Climbing for All

A guide to the Teton Boulder Park

Climbing for all

A guide to the Teton Boulder Park

By Samantha Simma

Photo by David J Swift

AT THE BASE of Snow King Mountain, Phil Baux Park brims with the potential for activities: You can set up a slackline, picnic, toss horseshoes, climb on jungle gyms, or play Frisbee. At the center of it all, rising from wood chips, are three manmade “boulders” covered with colorful climbing holds. Meet the Teton Boulder Park. This park-within-a-park is a partnership among the Town of Jackson, Teton County Parks and Recreation Department, and the Teton climbing community. An interactive memorial to mountaineering in the Tetons, it honors the history of Teton mountaineering and climbers who have died in the range and also seeks to inspire present and future climbers, all while providing the valley’s only public artificial rock climbing area. 

You can just climb and ignore the colorful strips of tape beneath holds, but the strips mark routes of varying difficulty. If you want to challenge yourself, climb to the top of a boulder using only the holds marked with the same color of tape. 

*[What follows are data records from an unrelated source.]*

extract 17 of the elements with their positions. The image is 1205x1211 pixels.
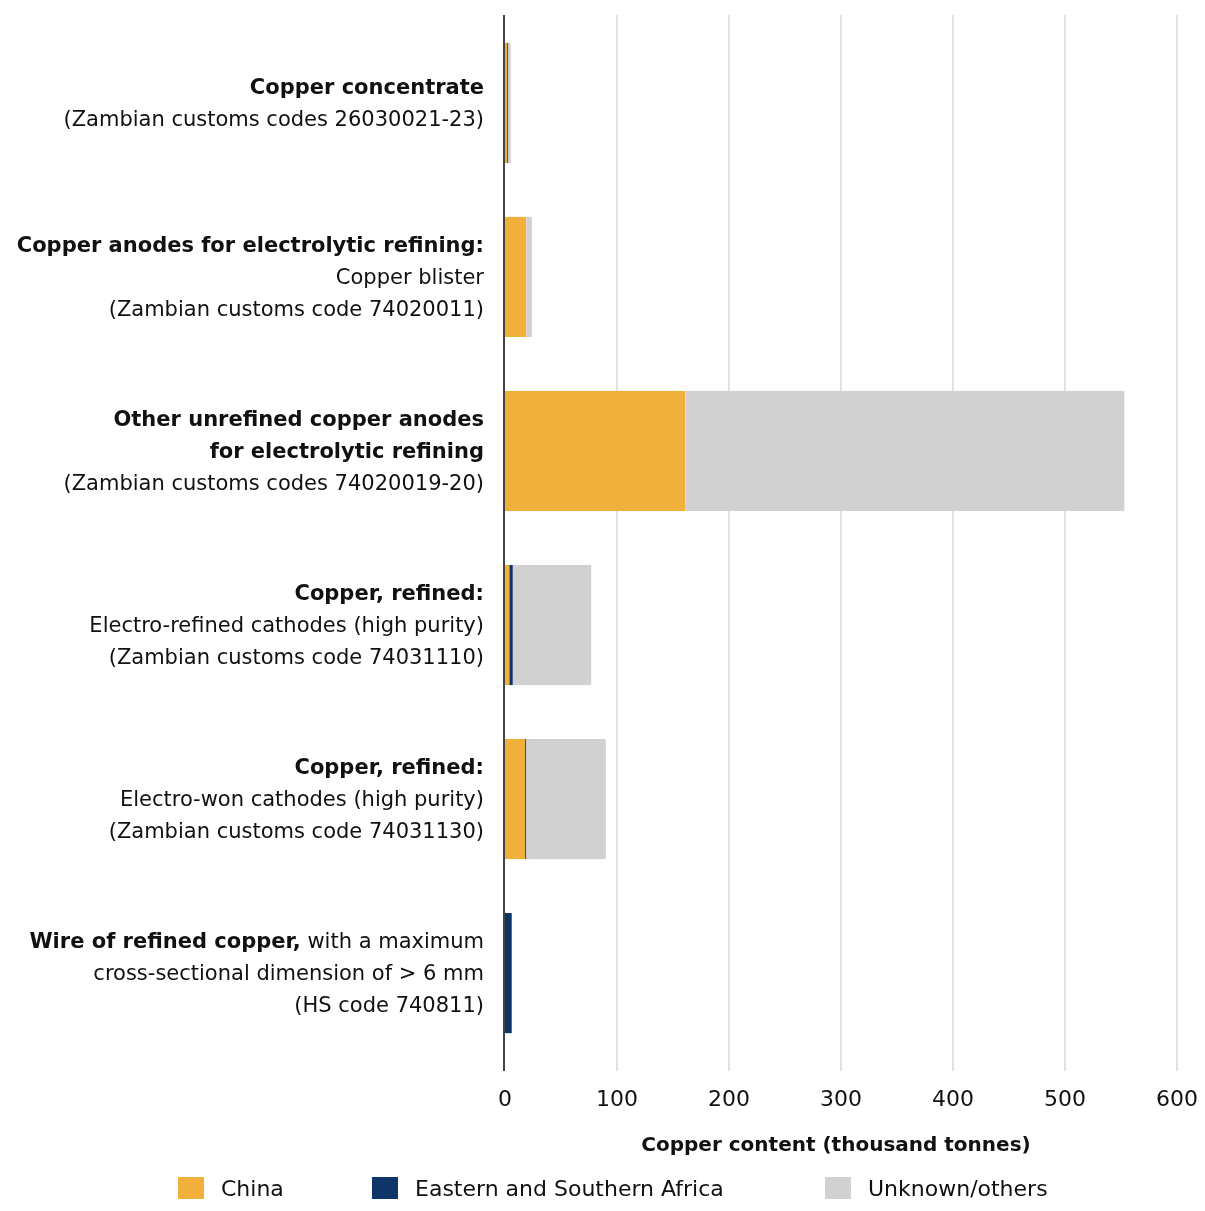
x-tick-label: 600 bbox=[1156, 1086, 1198, 1111]
y-tick-label: Other unrefined copper anodes for electrolytic refining (Zambian customs codes 74020019-20) bbox=[63, 406, 484, 495]
y-tick-label: Copper anodes for electrolytic refining: Copper blister (Zambian customs code 74020011) bbox=[16, 232, 485, 321]
y-tick-label: Copper, refined: Electro-refined cathodes (high purity) (Zambian customs code 74031110) bbox=[89, 581, 484, 670]
x-tick-label: 500 bbox=[1044, 1086, 1086, 1111]
x-axis-title: Copper content (thousand tonnes) bbox=[641, 1132, 1031, 1156]
legend-label: Unknown/others bbox=[868, 1176, 1048, 1201]
y-tick-label: Copper concentrate (Zambian customs codes 26030021-23) bbox=[63, 74, 484, 131]
legend-label: Eastern and Southern Africa bbox=[415, 1176, 724, 1201]
x-tick-label: 100 bbox=[596, 1086, 638, 1111]
x-tick-label: 400 bbox=[932, 1086, 974, 1111]
y-tick-label: Wire of refined copper, with a maximum cross-sectional dimension of > 6 mm (HS code 740811) bbox=[29, 929, 484, 1018]
x-tick-label: 0 bbox=[498, 1086, 512, 1111]
y-tick-label: Copper, refined: Electro-won cathodes (high purity) (Zambian customs code 74031130) bbox=[108, 755, 484, 844]
legend-label: China bbox=[221, 1176, 284, 1201]
x-tick-label: 300 bbox=[820, 1086, 862, 1111]
x-tick-label: 200 bbox=[708, 1086, 750, 1111]
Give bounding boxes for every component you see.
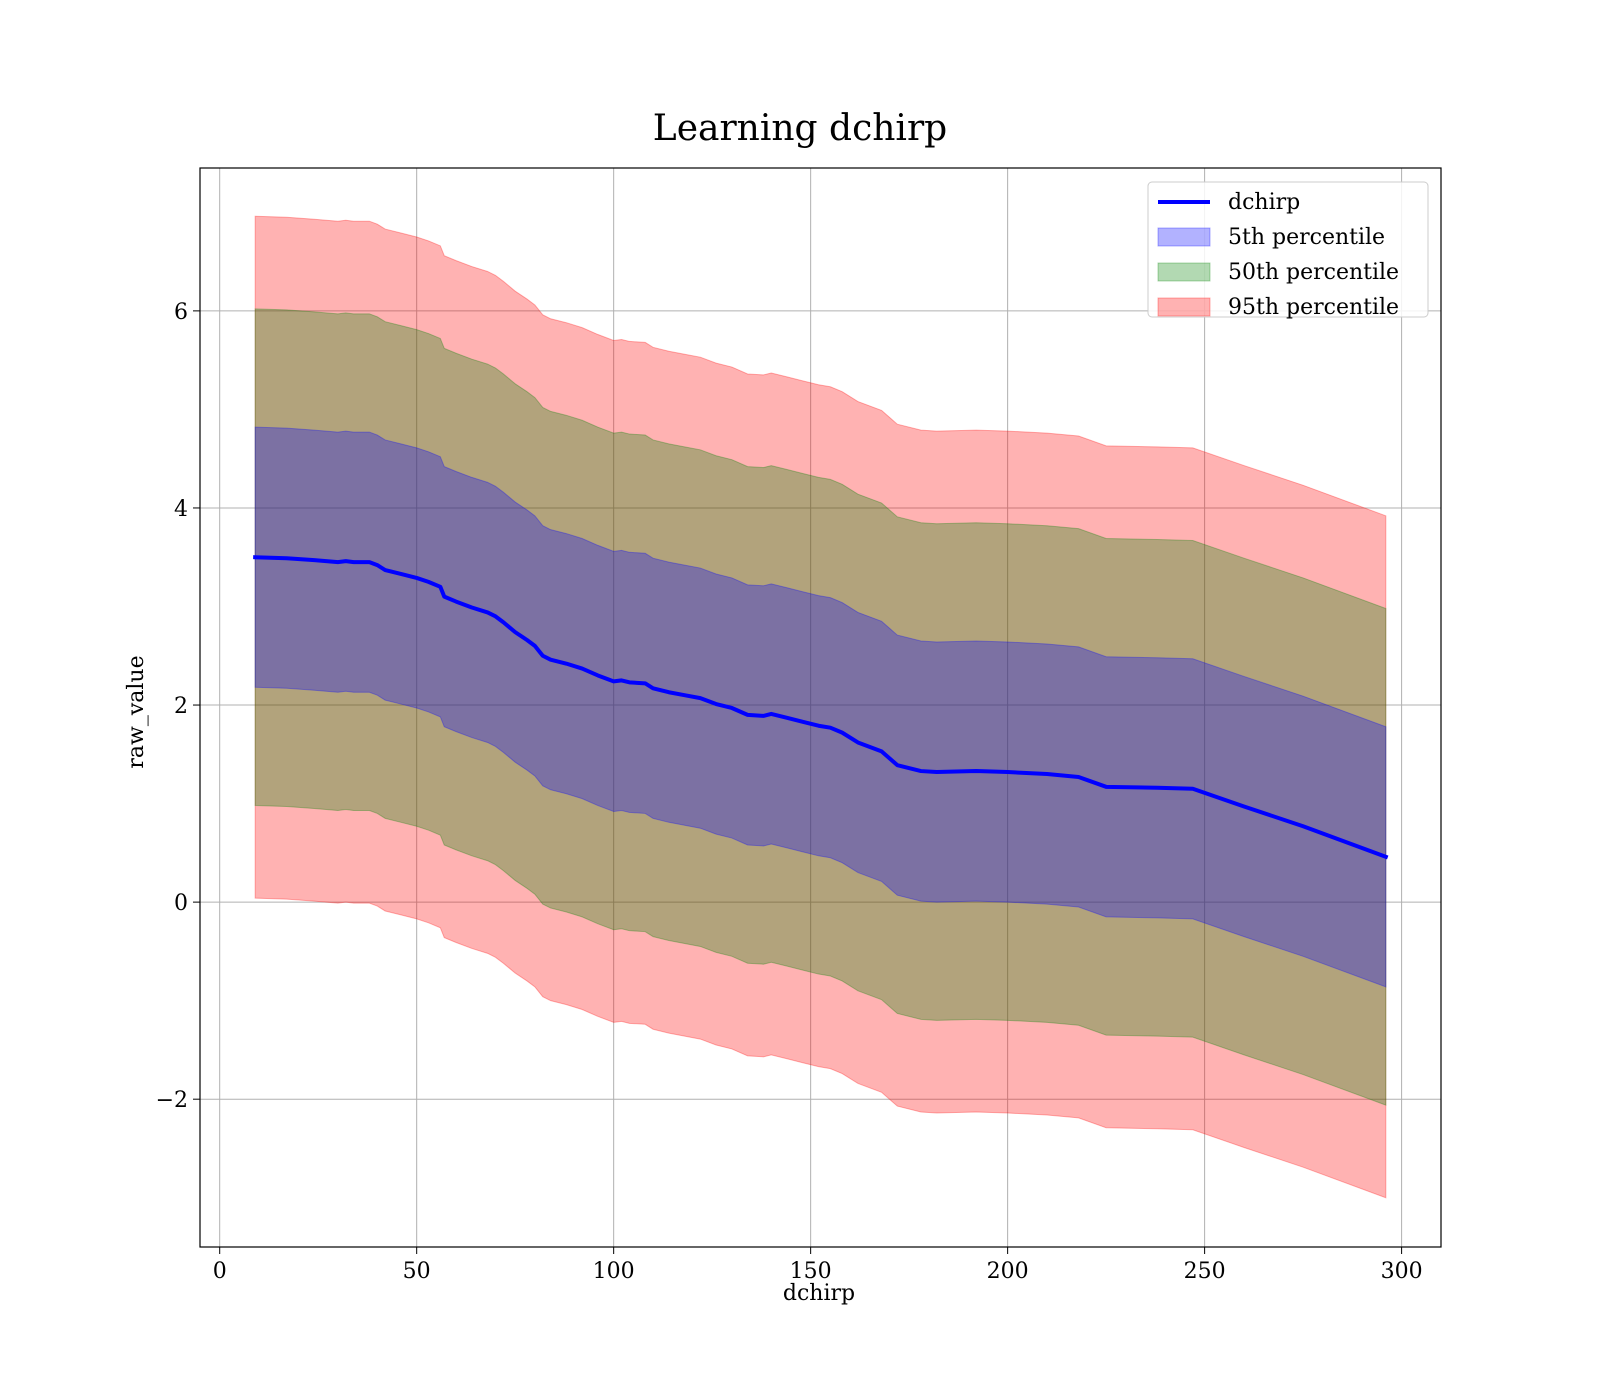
- x-tick-label: 150: [790, 1259, 832, 1284]
- x-tick-label: 250: [1184, 1259, 1226, 1284]
- legend-label: 50th percentile: [1228, 260, 1399, 285]
- x-tick-label: 300: [1381, 1259, 1423, 1284]
- legend: dchirp 5th percentile 50th percentile 95th …: [1147, 181, 1429, 320]
- chart-title: Learning dchirp: [653, 108, 947, 149]
- band-5th-percentile: [254, 426, 1387, 988]
- legend-swatch: [1157, 227, 1211, 247]
- band-95th-percentile: [254, 215, 1387, 1199]
- legend-swatch: [1157, 262, 1211, 282]
- x-axis-label: dchirp: [783, 1281, 855, 1306]
- x-tick-label: 0: [213, 1259, 227, 1284]
- x-tick-label: 50: [403, 1259, 431, 1284]
- legend-label: 5th percentile: [1228, 225, 1385, 250]
- plot-frame: [199, 167, 1442, 1248]
- legend-label: 95th percentile: [1228, 295, 1399, 320]
- y-tick-label: 4: [174, 497, 188, 522]
- legend-swatch: [1157, 297, 1211, 317]
- series-line-dchirp: [253, 555, 1389, 860]
- legend-label: dchirp: [1228, 190, 1300, 215]
- x-tick-label: 200: [987, 1259, 1029, 1284]
- y-tick-label: −2: [156, 1088, 188, 1113]
- y-tick-label: 0: [174, 891, 188, 916]
- plot-area: 0 50 100 150 200 250 300 −2 0 2 4 6: [156, 167, 1442, 1284]
- x-tick-label: 100: [593, 1259, 635, 1284]
- y-axis-label: raw_value: [124, 655, 149, 768]
- band-50th-percentile: [254, 308, 1387, 1106]
- y-tick-label: 6: [174, 300, 188, 325]
- y-tick-label: 2: [174, 694, 188, 719]
- legend-box: [1147, 181, 1429, 318]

The Guides Boulder features between 20 and 30 routes. The moniker is a nod to the Exum Mountain Guides, who helped raise funds for this boulder. JH

• The Town Pump, an 11-week series of climbing competitions, happens here every Tuesday evening during the summer. There’s live music and prizes for the climbers—individuals and teams— who do the most/hardest routes during a two-hour period. It costs $45 to enter the series or $10 to drop in for one comp; money raised goes toward maintaining the boulder park.

• A wall of history describes twelve significant mountaineering events in the Tetons. Renny Jackson, who has summited dozens of peaks in the Tetons and was one of Grand Teton National Park’s elite Jenny Lake Climbing Rangers for 35 years, chose which events to include. 

• The addition of a fourth boulder is currently being discussed. The “Ranger Boulder” would honor the Jenny Lake Climbing Rangers, who have performed search-and-rescue missions in GTNP since the 1950s and saved hundreds of lives. An accompanying interpretative display will share the group’s history. 

• A kids’ boulder with about ten routes features large hand holds, bold colors, and easy routes.  

• A collection of 8-foot-tall granite slabs mimics the circle found atop the Enclosure, a 13,285-foot-high rock outcrop to the west of the Grand Teton that was likely summitted by pioneer Teton climbers Nathaniel Langford and James Stevenson in 1872. Many believe the circle was constructed by Native Americans to serve as a shelter and/or as a site for vision quest rituals. The slabs in the boulder park come from quarries near Idaho’s City of Rocks National Reserve, another popular climbing area. The central stone bears the inscription, “For those we’ve lost in the mountains.”

• The boulders were made in Bend, Oregon, by Entre-Prises, a climbing wall, boulder, and hold manufacturer. Each boulder has an internal steel skeleton, but the exterior is Entre-Prises proprietary FreeForm, a composite material created specifically for outdoor climbing walls to limit cracking. The boulders were delivered to Jackson by truck and then assembled on site. 

• The Boxcar Boulder, so named because during its design phase it looked like a boxcar, is the biggest of the park’s three boulders. It is about 12 feet tall and ranges between 30 and 40 feet long. The boulder, which weighs six tons and was delivered in two pieces, holds between 60 and 70 routes. At the time of the park’s construction, it was the largest human-made outdoor climbing boulder known (it has since been surpassed in size).